To już tydzień jak się zmagam z tym, co jedni nazywają covidem a ja określam chińską  grypą. Zaczęło się w sobotę wieczorem. Lekkie łamanie w kościach biorę przeciw zapalny, ale noc z soboty na niedzielę okazała się jednak fatalna. Wczesnym rankiem, zlany potem czułem się dosłownie jak po przesłuchaniu na Szucha. Bolał dosłownie każdy atom krwi, każdy milimetr ciała. W poniedziałek dzwonię do lekarza i do Fabryki. W Fabryce panika że to covid. Dostaję  od zarządu do swojej dyspozycji tyle wolnego ile potrzebuję. Lekarza jednak nie znajduję. Brak miejsc. Dopiero we wtorek dzwonią do mnie w ramach tele porady.

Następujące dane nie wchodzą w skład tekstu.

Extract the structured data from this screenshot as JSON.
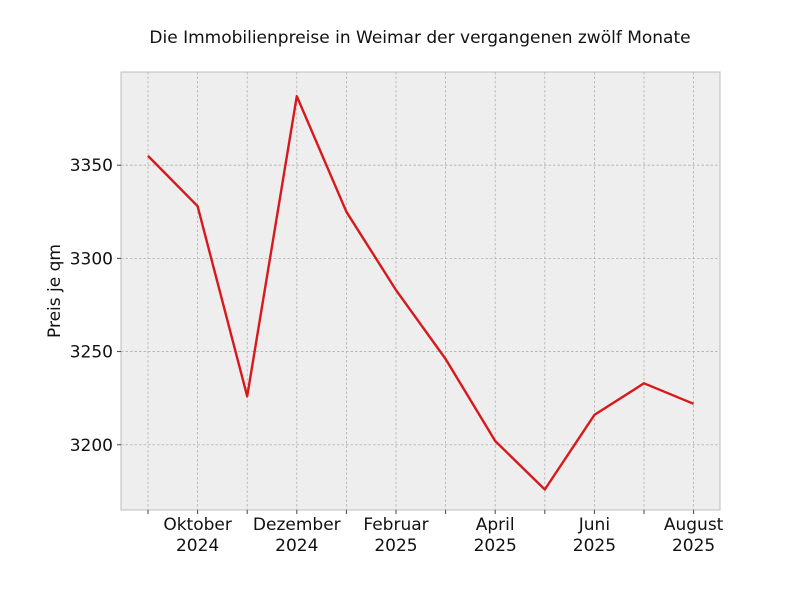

Mam  smak i węch więc nie kierują mnie na testy. Tymczasem noc do nocy upiorna. Ból kręgosłupa jest tak potworny że gryzę pięści z bólu, ani leżeć, ani chodzić. Nogi są jak kawałki drewna z tą różnicą, że bolą jak cholera. Pójście do łazienki to jak zdobywanie Himalajów. Do tego dźga nieoczekiwanie po mięśniach. Osłabienie ogromne. Zero apetytu. Żałowałem że nie miałem pod ręką morfiny....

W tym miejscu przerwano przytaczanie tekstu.